Karel Doing: Circadian Maps

Karel Doing is an experimental filmmaker who has been making films since the late 1980s. His early work was informed by the historical practice and experimentation of Dada filmmaking and he has acknowledged reference to the handmade manipulation of the material surface of film by the post-war American avant-garde. Since 2000, the significant themes in Doing's work distil Dutch colonial histories through the lens of personal connection, and present the outcome of experiments with the processing and handling the material surface of film. The relationship of landscape, place and family history to the materiality of film is explored.

 

In this series of processed 35 mm film frames, the wide, cinemascope format is used and then subsequently printed and mounted on to aluminium. Doing has brought the time of the motion picture film to the processing and handling of material film.

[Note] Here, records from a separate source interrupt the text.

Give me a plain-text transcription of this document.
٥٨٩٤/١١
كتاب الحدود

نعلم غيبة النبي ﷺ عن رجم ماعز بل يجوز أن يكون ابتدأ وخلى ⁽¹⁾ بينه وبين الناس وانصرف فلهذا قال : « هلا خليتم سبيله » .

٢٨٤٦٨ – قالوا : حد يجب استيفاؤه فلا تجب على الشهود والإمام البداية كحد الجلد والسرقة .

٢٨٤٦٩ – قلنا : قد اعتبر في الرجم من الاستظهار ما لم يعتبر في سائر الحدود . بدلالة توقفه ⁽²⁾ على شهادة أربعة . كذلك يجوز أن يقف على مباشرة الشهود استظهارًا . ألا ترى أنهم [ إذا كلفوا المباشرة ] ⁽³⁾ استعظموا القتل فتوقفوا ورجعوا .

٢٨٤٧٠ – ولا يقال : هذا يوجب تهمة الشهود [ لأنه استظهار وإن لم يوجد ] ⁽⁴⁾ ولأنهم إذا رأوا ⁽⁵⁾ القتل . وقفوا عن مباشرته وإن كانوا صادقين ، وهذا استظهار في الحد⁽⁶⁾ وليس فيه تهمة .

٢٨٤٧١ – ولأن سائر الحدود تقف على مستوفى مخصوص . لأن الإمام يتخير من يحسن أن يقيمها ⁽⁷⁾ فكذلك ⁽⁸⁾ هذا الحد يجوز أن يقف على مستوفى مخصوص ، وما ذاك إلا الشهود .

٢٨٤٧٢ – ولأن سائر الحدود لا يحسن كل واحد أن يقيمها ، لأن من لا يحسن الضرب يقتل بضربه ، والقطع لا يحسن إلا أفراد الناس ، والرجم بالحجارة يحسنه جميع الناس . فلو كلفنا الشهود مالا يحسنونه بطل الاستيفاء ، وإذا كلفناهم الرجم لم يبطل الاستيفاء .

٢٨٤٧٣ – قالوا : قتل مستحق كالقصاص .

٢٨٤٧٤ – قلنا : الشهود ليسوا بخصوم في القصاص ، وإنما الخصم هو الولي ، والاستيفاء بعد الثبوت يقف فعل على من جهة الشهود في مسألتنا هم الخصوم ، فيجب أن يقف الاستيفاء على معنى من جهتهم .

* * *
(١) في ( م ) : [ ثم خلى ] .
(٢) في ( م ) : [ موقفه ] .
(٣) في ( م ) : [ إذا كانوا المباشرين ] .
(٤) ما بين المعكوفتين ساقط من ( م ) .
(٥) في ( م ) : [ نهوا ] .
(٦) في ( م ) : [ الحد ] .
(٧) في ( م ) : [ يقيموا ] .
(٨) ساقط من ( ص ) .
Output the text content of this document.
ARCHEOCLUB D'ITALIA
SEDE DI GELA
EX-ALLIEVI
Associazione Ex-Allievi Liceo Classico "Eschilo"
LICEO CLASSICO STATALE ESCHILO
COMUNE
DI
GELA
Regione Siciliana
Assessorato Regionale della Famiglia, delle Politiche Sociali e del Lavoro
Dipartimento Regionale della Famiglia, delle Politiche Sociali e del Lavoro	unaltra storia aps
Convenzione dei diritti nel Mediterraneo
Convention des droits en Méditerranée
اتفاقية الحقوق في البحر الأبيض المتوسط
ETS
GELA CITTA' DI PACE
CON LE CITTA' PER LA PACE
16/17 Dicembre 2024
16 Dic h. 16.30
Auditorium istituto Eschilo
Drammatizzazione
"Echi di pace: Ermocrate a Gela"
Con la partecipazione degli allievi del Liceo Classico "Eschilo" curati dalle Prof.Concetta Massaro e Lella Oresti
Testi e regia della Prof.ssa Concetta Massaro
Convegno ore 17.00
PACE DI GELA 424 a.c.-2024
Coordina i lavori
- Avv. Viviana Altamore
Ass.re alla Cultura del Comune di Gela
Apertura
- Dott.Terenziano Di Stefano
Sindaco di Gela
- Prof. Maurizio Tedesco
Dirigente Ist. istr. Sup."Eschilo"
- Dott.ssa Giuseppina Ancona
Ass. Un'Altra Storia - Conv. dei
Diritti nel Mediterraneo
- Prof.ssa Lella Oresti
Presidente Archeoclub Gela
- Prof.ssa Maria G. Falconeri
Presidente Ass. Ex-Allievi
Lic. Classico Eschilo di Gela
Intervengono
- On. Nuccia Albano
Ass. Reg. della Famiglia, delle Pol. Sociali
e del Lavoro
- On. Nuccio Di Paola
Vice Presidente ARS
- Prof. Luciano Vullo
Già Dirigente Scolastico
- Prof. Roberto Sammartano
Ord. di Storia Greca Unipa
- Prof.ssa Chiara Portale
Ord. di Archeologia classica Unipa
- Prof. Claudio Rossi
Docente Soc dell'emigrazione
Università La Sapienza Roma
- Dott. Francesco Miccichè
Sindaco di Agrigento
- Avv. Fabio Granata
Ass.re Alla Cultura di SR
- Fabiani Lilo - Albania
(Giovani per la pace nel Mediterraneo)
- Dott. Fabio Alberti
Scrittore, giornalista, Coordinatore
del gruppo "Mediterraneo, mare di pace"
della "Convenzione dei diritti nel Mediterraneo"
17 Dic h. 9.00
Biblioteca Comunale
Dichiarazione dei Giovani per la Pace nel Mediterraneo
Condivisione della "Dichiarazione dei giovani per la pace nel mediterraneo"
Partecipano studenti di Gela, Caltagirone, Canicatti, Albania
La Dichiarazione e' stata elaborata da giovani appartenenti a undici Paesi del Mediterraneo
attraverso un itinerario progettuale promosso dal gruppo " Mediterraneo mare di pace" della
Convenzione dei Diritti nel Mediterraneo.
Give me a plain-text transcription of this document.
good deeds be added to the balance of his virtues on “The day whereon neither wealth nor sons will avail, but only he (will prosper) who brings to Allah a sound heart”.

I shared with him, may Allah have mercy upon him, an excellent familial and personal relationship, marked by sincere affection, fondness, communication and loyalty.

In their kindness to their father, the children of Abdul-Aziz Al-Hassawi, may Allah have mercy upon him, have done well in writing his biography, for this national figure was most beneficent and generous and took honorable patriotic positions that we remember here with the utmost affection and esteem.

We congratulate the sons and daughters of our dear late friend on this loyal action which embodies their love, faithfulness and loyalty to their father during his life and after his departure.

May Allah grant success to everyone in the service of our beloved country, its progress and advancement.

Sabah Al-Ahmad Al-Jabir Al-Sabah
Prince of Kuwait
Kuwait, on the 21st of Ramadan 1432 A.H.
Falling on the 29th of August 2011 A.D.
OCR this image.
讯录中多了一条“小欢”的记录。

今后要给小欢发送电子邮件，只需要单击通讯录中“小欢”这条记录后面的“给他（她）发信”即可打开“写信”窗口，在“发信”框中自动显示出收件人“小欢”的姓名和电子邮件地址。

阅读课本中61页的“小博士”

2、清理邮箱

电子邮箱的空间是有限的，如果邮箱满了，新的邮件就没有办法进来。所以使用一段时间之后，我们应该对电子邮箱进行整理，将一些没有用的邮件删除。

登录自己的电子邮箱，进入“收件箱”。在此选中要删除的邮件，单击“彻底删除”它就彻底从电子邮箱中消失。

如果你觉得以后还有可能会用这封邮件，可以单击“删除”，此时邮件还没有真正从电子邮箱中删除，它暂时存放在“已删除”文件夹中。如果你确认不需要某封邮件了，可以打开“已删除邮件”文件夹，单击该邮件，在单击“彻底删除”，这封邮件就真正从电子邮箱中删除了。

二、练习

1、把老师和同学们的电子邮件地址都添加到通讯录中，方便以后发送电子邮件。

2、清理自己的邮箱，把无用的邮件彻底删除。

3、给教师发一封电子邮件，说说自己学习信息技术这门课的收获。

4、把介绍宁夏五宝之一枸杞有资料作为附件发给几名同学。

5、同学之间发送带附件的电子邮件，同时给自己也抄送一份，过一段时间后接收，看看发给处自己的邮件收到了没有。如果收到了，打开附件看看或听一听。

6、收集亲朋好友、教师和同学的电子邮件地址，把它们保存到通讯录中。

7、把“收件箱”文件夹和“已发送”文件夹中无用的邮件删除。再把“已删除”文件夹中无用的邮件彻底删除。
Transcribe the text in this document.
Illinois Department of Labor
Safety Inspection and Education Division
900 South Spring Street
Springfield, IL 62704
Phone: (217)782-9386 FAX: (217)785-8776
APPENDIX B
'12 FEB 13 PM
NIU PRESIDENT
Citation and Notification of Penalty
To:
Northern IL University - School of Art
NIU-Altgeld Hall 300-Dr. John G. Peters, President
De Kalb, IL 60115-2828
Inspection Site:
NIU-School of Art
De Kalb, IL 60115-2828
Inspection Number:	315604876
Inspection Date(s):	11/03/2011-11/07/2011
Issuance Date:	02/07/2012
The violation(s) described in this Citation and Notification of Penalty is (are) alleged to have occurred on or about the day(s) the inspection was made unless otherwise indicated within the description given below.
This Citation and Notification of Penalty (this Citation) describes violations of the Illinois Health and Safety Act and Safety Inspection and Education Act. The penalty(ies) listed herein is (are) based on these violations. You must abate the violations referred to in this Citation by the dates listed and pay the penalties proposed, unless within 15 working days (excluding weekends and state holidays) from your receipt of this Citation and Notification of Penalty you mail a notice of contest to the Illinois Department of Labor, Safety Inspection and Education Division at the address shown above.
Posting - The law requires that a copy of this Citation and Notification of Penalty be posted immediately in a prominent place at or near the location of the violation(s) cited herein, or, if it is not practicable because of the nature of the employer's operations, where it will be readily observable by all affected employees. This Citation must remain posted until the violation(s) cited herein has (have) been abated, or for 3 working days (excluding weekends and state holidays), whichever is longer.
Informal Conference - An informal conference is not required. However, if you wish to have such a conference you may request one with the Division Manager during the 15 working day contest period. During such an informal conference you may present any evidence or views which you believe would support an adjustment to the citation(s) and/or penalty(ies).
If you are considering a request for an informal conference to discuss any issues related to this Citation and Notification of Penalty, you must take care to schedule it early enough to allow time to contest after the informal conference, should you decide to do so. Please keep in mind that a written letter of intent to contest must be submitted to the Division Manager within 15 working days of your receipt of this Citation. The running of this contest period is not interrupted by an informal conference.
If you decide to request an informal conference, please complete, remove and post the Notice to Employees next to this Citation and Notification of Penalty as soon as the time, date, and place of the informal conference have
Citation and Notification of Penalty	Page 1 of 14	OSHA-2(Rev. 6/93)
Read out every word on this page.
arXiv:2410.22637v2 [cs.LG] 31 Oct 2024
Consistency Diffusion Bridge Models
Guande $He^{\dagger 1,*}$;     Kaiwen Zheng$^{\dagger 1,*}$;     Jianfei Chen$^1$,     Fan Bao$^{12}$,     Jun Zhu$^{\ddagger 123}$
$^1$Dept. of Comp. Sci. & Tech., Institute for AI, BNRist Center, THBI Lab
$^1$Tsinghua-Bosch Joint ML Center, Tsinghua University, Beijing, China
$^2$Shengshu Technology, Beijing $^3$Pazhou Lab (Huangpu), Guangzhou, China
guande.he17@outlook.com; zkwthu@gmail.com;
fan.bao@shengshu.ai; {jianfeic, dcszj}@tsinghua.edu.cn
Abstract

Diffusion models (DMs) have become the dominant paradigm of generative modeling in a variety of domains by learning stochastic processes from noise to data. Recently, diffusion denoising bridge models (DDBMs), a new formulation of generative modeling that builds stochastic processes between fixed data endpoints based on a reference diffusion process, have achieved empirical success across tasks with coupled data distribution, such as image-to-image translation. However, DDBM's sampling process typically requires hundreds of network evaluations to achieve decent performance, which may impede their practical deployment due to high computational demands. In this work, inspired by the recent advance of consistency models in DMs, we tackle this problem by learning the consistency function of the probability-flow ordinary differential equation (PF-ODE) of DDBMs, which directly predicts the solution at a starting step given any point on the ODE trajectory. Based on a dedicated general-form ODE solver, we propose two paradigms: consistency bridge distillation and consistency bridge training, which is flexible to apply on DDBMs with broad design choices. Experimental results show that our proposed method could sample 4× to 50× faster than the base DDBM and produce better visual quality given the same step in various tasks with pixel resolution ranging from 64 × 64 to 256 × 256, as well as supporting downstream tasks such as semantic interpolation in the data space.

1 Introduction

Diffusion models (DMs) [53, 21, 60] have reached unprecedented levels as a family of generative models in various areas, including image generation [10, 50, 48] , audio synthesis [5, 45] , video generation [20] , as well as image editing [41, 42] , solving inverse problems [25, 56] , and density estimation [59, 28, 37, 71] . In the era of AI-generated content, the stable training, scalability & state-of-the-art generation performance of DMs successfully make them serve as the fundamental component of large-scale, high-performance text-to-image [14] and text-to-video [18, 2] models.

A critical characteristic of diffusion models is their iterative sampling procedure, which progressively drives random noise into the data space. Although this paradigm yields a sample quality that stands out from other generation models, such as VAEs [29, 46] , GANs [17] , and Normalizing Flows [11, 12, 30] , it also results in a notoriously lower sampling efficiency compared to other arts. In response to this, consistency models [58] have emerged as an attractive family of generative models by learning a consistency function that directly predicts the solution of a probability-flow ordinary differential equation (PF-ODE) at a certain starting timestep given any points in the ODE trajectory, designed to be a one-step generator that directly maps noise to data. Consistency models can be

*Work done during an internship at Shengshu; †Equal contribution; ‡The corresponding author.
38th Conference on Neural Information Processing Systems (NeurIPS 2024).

These printed frames are unique, single artworks, each different from the other.

 

Doing has processed, mostly black and white, and occasionally colour, 16mm and 35 mm film for many years. Processing becomes process as this technical skill became a significant part of his creative working method. Doing's approach is resolutely analogue, and is more handmade and less mechanical than previous industrial film processes. This application of film processing techniques in recent work plays with concepts of science and scientific experimentation. Using the organic chemicals and minerals derived and collected from nature - such as salt, yeast, copper, iron, and the acid from pine needles and seaweed, Doing applied these elements to the wet emulsion of the film surface and allowed them to affect the surface of the film. The experimental nature of the processing film emulsion in this way, as with the field of scientific experimentation, sets up the possibility of failure, of unexpected consequences and of the unforeseen. Over time the emulsion has reacted to the incursion of the organic chemicals producing blooms of physical reaction, which become and obliterate the image. These visual and material effects are both reminiscent of the glass slides prepared to go under the microscope, and of the abstract paintings of Abstract Expressionism.

 

The material that Doing has used to create his films since 2000 was taken from still photographic material as well as letters from family collections. The archive of images made by family members who have since died has fallen to Doing as inheritance, personal archive and memorial. These archive photographs and letters have been scrutinised and studied and the places where they were made have been mapped and explored. The experimental process of using organic chemicals and minerals to affect the photographic emulsion has accelerated the time of deterioration of the photographs. A question arises as to how and what one should do with the burden of inherited visual material. The legacy of visual material also means that the present holder will ultimately have to hand it on to someone else, and that in the meantime the chemical compounds in the photographic material will continue to change and break down in time. Doing's work encapsulates a sense of preservation and protection suggested by the responsibility of the archive and the inevitable decomposition of the photographs and films.

 

These processes occur in time, and they parallel the attribute of motion picture film itself, which is a time-based medium. The images on the frames of film are generative. They are made and develop through and in time, and are analogous to the process of developing and fixing film. These images are generated through the degradation and loss of the surface of the photograph on the frame of film. This loss of the image corresponds to the impending fate of celluloid film as it lies in a precarious position in the twenty-first century.